The Bot Journey view in Bot Analytics provides a Sankey diagram for the bot.
What’s a Sankey diagram? In general terms, a Sankey diagram is a type of visualization used to show the flow of data between different elements. This type of diagram is often used to understand complex processes, such as those involving multiple inputs and outputs. It illustrates a data-intensive exercise, making it quick and easy to identify patterns and trends.
In the case of a bot, the Sankey diagram in the Bot Journey view visualizes the paths that consumers took through the bot’s dialogs, interactions, or custom events during conversations. The diagram gives you insight into conversation volume and flow. Here’s an example from an Insurance Quote bot:
Access the view
- Access Bot Analytics.
- On the dashboard, select the bot. This takes you to the Overview page.
Beside the menu in the upper-left corner, click (More menu), and select Bot Journey from the menu.
Refine the view
- In the upper-right corner, select the desired date range to view. You can select any 60-day date range in the last 13 months.
In that same corner, select either Dialog, Custom events, or Interactions from the available dropdown. Do you want to see the paths that consumers took through the bot’s dialogs, interactions, or custom events during conversations?
The aggregated data visualized in the diagram is based on these two selections.
Understand the view
When reading the diagram, do so from left to right. There are two main components:
- Nodes: These are boxes that represent the entities being compared in the diagram. Nodes can be dialogs, interactions, or custom events depending on how you’ve refined the view. Each node has associated input and output.
- Flows: These are lines that represent the movement of consumers between the nodes during their conversations. In other words, they visualize the paths of the conversations.
The diagram always starts with a node that identifies the total number of bot conversations within the specified date range.
Observe in the diagram how some nodes can be big or small. The wider the node, the greater the volume of conversations routed to the node. The volume that entered the node is shown just below the node name:
Every node name is prefixed with its level number:
A node’s level number indicates the level in the conversation in which the node exists.
The levels depend on how the consumers moved through the bot’s blow. The first node (or start node) is always at Level 0 since it isn’t a part of the bot’s flow at all. As a conversation moves from one node (for example, dialog) to the next, the level assigned to the next node increases.
Let’s look at two examples using this diagram for an Insurance Quote bot:
Example 1: The consumer travels from the Welcome dialog (1_Welcome) to the Home dialog (2_Home), and then on to the KB FAQ dialog (3_KB_FAQ). (Note that it’s the KB FAQ dialog that’s represented in the view, not an actual article from the knowledge base.)
Example 2: The consumer travels from the Quote dialog (1_Quote) to the Fallback dialog (2_Fallback), and then back to the Quote dialog (3_Quote).
Levels range from 0 to X, where X is a number that depends entirely on the journeys that consumers took through the bot’s flow in the given time period. The more nodes encountered in conversations, the higher the number of levels represented.
There's no significance to the location of Node 2_Auto. It isn’t located in the 2nd column with the other nodes at Level 2 simply because there’s not enough room.
In general, use the Sankey diagram in the Bot Journey view to identify trends and locate important contributions to particular flow. The diagram can help you answer several key questions:
- What are the paths (flows) that consumers are taking through the bot?
- How many conversations flowed to a particular dialog, interaction, or custom event?
- How often are custom events triggered in conversations?
- How many conversations are hitting the bot’s Fallback dialog/interaction? And at which levels?
Let’s return to our example diagram of an Insurance Quote bot to see what insights we can gain:
The image above is just a partial view, but the full representation is shown in the table below. Like the diagram, read the table from left to right. For example, you can see that consumers entered the bot’s flow via four different dialogs at Level 1. And from the Welcome dialog, they continued on to one of seven different dialogs at Level 2. And so on.

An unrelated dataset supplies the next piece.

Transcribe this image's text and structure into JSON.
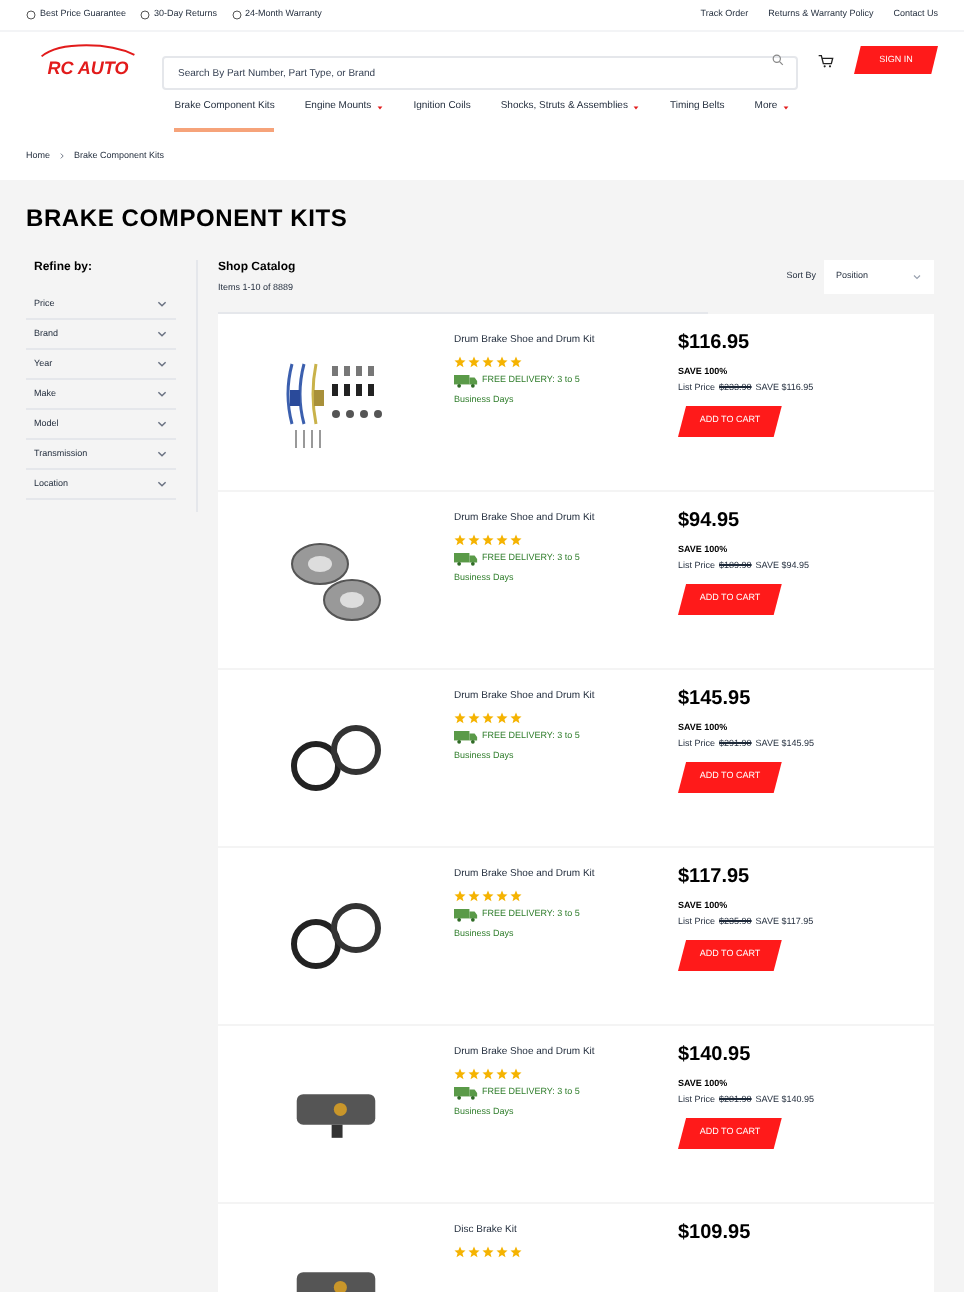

The data reveals these key insights:
- 1_Welcome: 17K conversations are routed to the Welcome dialog from the start node.

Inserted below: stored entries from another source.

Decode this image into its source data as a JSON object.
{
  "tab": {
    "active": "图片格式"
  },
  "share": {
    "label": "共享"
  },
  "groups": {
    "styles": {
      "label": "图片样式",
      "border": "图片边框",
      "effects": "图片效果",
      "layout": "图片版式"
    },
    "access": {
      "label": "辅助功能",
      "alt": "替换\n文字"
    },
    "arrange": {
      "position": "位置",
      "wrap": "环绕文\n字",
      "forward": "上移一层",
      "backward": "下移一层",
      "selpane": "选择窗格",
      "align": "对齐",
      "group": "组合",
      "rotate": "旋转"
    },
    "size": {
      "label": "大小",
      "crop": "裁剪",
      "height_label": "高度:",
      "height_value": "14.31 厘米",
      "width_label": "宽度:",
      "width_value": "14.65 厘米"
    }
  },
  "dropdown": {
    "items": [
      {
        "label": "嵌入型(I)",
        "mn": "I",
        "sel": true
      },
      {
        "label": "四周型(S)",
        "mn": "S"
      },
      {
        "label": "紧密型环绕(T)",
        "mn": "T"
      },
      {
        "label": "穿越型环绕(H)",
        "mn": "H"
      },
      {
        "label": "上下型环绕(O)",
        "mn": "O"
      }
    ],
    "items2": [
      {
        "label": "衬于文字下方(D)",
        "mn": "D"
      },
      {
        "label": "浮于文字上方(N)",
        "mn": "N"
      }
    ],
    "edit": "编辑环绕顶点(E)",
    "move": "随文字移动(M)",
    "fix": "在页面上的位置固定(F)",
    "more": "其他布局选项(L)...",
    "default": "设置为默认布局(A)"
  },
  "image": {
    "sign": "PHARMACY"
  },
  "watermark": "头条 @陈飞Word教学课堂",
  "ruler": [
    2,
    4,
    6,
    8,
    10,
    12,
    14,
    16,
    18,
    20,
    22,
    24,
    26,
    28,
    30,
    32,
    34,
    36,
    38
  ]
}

- 2_Auto: 15K of the conversations are routed to the Auto dialog, so consumer intent regarding auto insurance is high.
- 1_Fallback: Hitting the Fallback dialog indicates that some consumer intents weren’t understood by the bot. Consider reviewing unmatched phrases in Bot Analytics and add support for them.

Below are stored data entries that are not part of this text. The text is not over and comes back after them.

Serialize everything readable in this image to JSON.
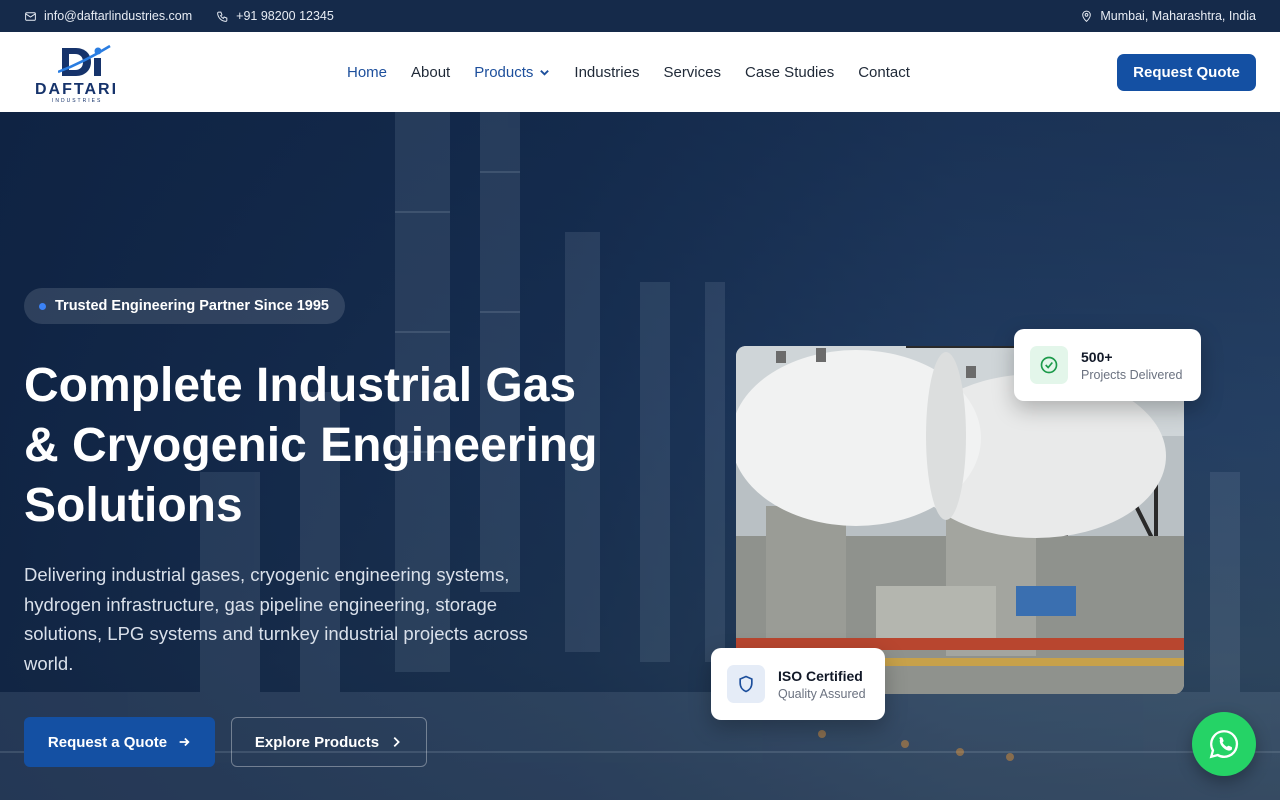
{
  "topbar": {
    "email": "info@daftarlindustries.com",
    "phone": "+91 98200 12345",
    "location": "Mumbai, Maharashtra, India",
    "icons": [
      "mail-icon",
      "phone-icon",
      "map-pin-icon"
    ]
  },
  "nav": {
    "logo_word": "DAFTARI",
    "logo_sub": "INDUSTRIES",
    "links": [
      "Home",
      "About",
      "Products",
      "Industries",
      "Services",
      "Case Studies",
      "Contact"
    ],
    "active": "Home",
    "cta": "Request Quote"
  },
  "hero": {
    "badge": "Trusted Engineering Partner Since 1995",
    "headline_lines": [
      "Complete Industrial Gas",
      "& Cryogenic Engineering",
      "Solutions"
    ],
    "description": "Delivering industrial gases, cryogenic engineering systems, hydrogen infrastructure, gas pipeline engineering, storage solutions, LPG systems and turnkey industrial projects across world.",
    "primary_button": "Request a Quote",
    "secondary_button": "Explore Products"
  },
  "cards": {
    "stat_title": "500+",
    "stat_sub": "Projects Delivered",
    "iso_title": "ISO Certified",
    "iso_sub": "Quality Assured"
  },
  "colors": {
    "brand": "#1450a3",
    "topbar": "#152a4a",
    "whatsapp": "#25d366"
  }
}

- 1_Agent_Escalation: Transferring the conversation to an agent at an early stage of the bot flow indicates that consumers aren’t taking the usual route through its flow. Factor this into your analysis of other data and activity, e.g., transcript review.
- Currently, bot groups are not incorporated into the Bot Journey view. The view visualizes only the flow of conversations within a single bot regardless of whether it’s a member of a bot group.
- As with any Bot Analytics view, you can query for data for any 60-day time period in the last 13 months.
Do the colors used in the diagram have any significance?
No, different colors are used simply to differentiate nodes and their input/output flows.